Olivia really came across as kind of an undeveloped character for me with nothing special and I felt like her illness was just a poor attempt to make her interest and illicit empathy for her. I liked her sister jessica much better, especially once Jessica took such an interest in Beatrice and really fought for her friend's well-being. Olivia apparently possessed immense attraction because everyone was "drawn" to her even though she was arguably not the most attractive of the Donovan sisters and I am not a fan of characters who just magically attract other people. I am not an outdoors person and since Olivia seemed only interested in outdoor activities, since she was confined indoors for so long, I did not really relate to her.
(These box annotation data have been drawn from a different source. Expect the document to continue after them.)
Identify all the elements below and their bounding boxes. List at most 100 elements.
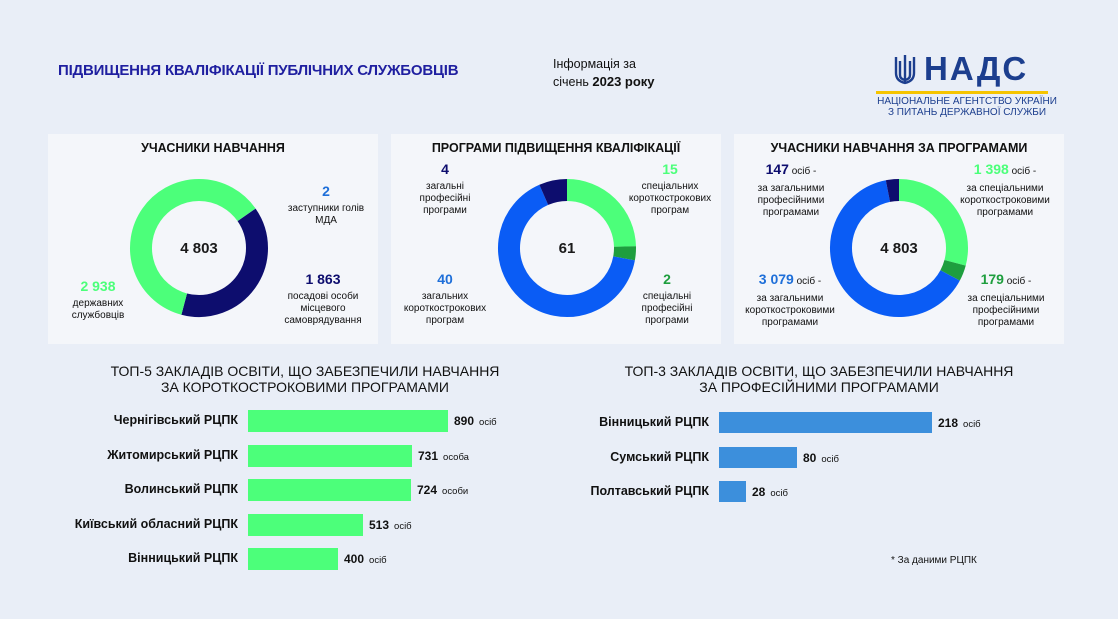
- by-program-special-prof-line1: за спеціальними: [967, 293, 1045, 304]
- top3-value-unit: осіб: [963, 419, 981, 430]
- top3-bar: [719, 446, 797, 468]
- general-prof-value: 4: [441, 161, 449, 177]
- programs-donut-chart: [498, 179, 636, 317]
- top5-category-label: Київський обласний РЦПК: [74, 516, 238, 531]
- by-program-general-short-line2: короткостроковими: [745, 305, 835, 316]
- programs-label-general-prof: 4 загальні професійні програми: [402, 161, 488, 217]
- programs-label-general-short: 40 загальних короткострокових програм: [395, 271, 495, 327]
- trident-icon: [894, 55, 916, 85]
- top3-title: ТОП-3 ЗАКЛАДІВ ОСВІТИ, ЩО ЗАБЕЗПЕЧИЛИ НА…: [594, 363, 1044, 395]
- by-program-special-short-unit: осіб -: [1008, 166, 1037, 177]
- report-period-line1: Інформація за: [553, 57, 636, 71]
- by-program-special-prof-line3: програмами: [977, 317, 1035, 328]
- civil-servants-label-line2: службовців: [71, 310, 125, 321]
- by-program-slice-4: [885, 179, 900, 202]
- by-program-general-prof-line2: професійними: [757, 195, 825, 206]
- top5-value-number: 724: [417, 483, 438, 497]
- by-program-special-short-line2: короткостроковими: [960, 195, 1050, 206]
- general-prof-label-line2: професійні: [419, 193, 471, 204]
- local-officials-label-line3: самоврядування: [284, 315, 362, 326]
- deputy-label-line2: МДА: [315, 215, 337, 226]
- top5-value-number: 890: [454, 414, 475, 428]
- special-prof-label-line2: професійні: [641, 303, 693, 314]
- civil-servants-value: 2 938: [80, 278, 116, 294]
- special-prof-label-line1: спеціальні: [642, 291, 692, 302]
- programs-label-special-prof: 2 спеціальні професійні програми: [627, 271, 707, 327]
- by-program-special-short-line1: за спеціальними: [966, 183, 1044, 194]
- by-program-special-prof-line2: професійними: [972, 305, 1040, 316]
- by-program-slice-3: [830, 180, 960, 317]
- general-short-label-line2: короткострокових: [403, 303, 487, 314]
- participants-donut-group: [130, 179, 268, 317]
- top5-category-label: Вінницький РЦПК: [128, 551, 238, 565]
- logo-divider: [876, 91, 1048, 94]
- top3-value-number: 28: [752, 485, 766, 499]
- top5-bar: [248, 548, 338, 570]
- top5-bar: [248, 444, 412, 467]
- top5-value-number: 513: [369, 517, 390, 532]
- page-title: ПІДВИЩЕННЯ КВАЛІФІКАЦІЇ ПУБЛІЧНИХ СЛУЖБО…: [58, 62, 459, 79]
- top3-bar: [719, 412, 932, 433]
- participants-slice-3: [130, 179, 256, 315]
- top5-title-line1: ТОП-5 ЗАКЛАДІВ ОСВІТИ, ЩО ЗАБЕЗПЕЧИЛИ НА…: [110, 363, 500, 379]
- by-program-general-short-line3: програмами: [761, 317, 819, 328]
- participants-label-local: 1 863 посадові особи місцевого самовряду…: [270, 271, 376, 327]
- programs-slice-1: [566, 179, 636, 248]
- participants-label-civil: 2 938 державних службовців: [56, 278, 140, 322]
- by-program-general-prof-unit: осіб -: [788, 166, 817, 177]
- top5-category-label: Чернігівський РЦПК: [113, 413, 238, 427]
- local-officials-value: 1 863: [305, 271, 341, 287]
- by-program-general-prof-line1: за загальними: [757, 183, 825, 194]
- deputy-label-line1: заступники голів: [287, 203, 365, 214]
- top3-category-label: Сумський РЦПК: [610, 449, 709, 464]
- participants-donut-chart: [130, 179, 268, 317]
- general-short-label-line1: загальних: [421, 291, 469, 302]
- special-short-label-line1: спеціальних: [641, 181, 699, 192]
- by-program-special-short-head: 1 398 осіб -: [950, 161, 1060, 179]
- participants-label-deputy: 2 заступники голів МДА: [270, 183, 382, 227]
- special-short-value: 15: [662, 161, 678, 177]
- programs-slice-4: [539, 179, 568, 206]
- logo-subtitle-line2: З ПИТАНЬ ДЕРЖАВНОЇ СЛУЖБИ: [887, 107, 1047, 118]
- by-program-slice-1: [898, 179, 968, 266]
- by-program-general-short-head: 3 079 осіб -: [736, 271, 844, 289]
- by-program-special-short-value: 1 398: [973, 161, 1009, 177]
- top3-bar: [719, 481, 746, 502]
- by-program-special-prof-value: 179: [980, 271, 1004, 287]
- local-officials-label-line1: посадові особи: [287, 291, 359, 302]
- top5-value-unit: особа: [443, 451, 469, 463]
- logo-subtitle-line1: НАЦІОНАЛЬНЕ АГЕНТСТВО УКРАЇНИ: [877, 96, 1057, 107]
- top5-category-label: Житомирський РЦПК: [107, 447, 238, 462]
- by-program-general-prof-line3: програмами: [762, 207, 820, 218]
- general-short-value: 40: [437, 271, 453, 287]
- source-note: * За даними РЦПК: [891, 555, 977, 566]
- by-program-general-short-unit: осіб -: [793, 276, 822, 287]
- report-period: Інформація за січень 2023 року: [553, 56, 655, 91]
- top3-category-label: Вінницький РЦПК: [599, 415, 709, 429]
- top5-value-label: 731 особа: [418, 449, 469, 463]
- special-prof-label-line3: програми: [645, 315, 689, 326]
- participants-by-program-panel-title: УЧАСНИКИ НАВЧАННЯ ЗА ПРОГРАМАМИ: [770, 141, 1028, 155]
- report-year: 2023 року: [592, 74, 655, 89]
- top5-value-number: 400: [344, 552, 365, 566]
- by-program-special-prof-unit: осіб -: [1003, 276, 1032, 287]
- by-program-general-prof-head: 147 осіб -: [738, 161, 844, 179]
- top5-value-unit: осіб: [394, 520, 412, 532]
- report-month: січень: [553, 75, 593, 89]
- logo-text: НАДС: [924, 50, 1029, 87]
- special-short-label-line2: короткострокових: [628, 193, 712, 204]
- top3-title-line2: ЗА ПРОФЕСІЙНИМИ ПРОГРАМАМИ: [699, 379, 939, 395]
- top5-bar: [248, 410, 448, 432]
- top5-value-label: 724 особи: [417, 483, 468, 497]
- top5-bar: [248, 513, 363, 536]
- top3-category-label: Полтавський РЦПК: [590, 484, 709, 498]
- by-program-label-special-short: 1 398 осіб - за спеціальними короткостро…: [950, 161, 1060, 219]
- top5-value-unit: особи: [442, 486, 469, 497]
- top5-bar: [248, 479, 411, 501]
- top3-value-number: 218: [938, 416, 959, 430]
- programs-slice-2: [613, 246, 636, 261]
- participants-by-program-total: 4 803: [880, 240, 918, 257]
- top3-value-unit: осіб: [821, 453, 839, 465]
- top5-category-label: Волинський РЦПК: [124, 482, 238, 496]
- participants-total: 4 803: [180, 240, 218, 257]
I easily forgave Max for making the bet with Fenwick as he quickly showed himself to be an intelligent, well behaved gentleman who really was a nice guy even if he did have a rakehell past and some hell-raising days behind him. Unfortunately, he was not as quick to forgive himself, and I felt like I was constantly being hit with his own self-recrimination which I did not enjoy.

I will admit that Olivia and Max worked really well together and even though it took them quite a while to actually meet and be friends and begin their relationship, once it got started I really felt a connection between them. They had a lot in common and they enjoyed each other's company and they certainly had a lot of chemistry between them. There was some sex, it was really not too hot, and I will admit that after her debut, which admittedly set a very high standard, I have found myself disappointed with Haymore's sex scenes. They just fell flat and just not in keeping with a romance novel that claims the characters have passion between them; I'd almost rather they not have any written scenes than lukewarm scenes. The plot involving Fenwick sustained my interest halfway as I was intrigued by what was happening with his wife and how they were going to protect her but his supposedly longstanding grudge against Max just seemed ridiculous and couldn't hold my interest because it seemed haphazardly constructed. I did like that previous characters were present and it didn't bother me since I liked those characters.

Rating: A readable, if not precisely enjoyable novel, that was far too long and moved slowly and while the characters were well suited I did not particularly care for them or their relationship.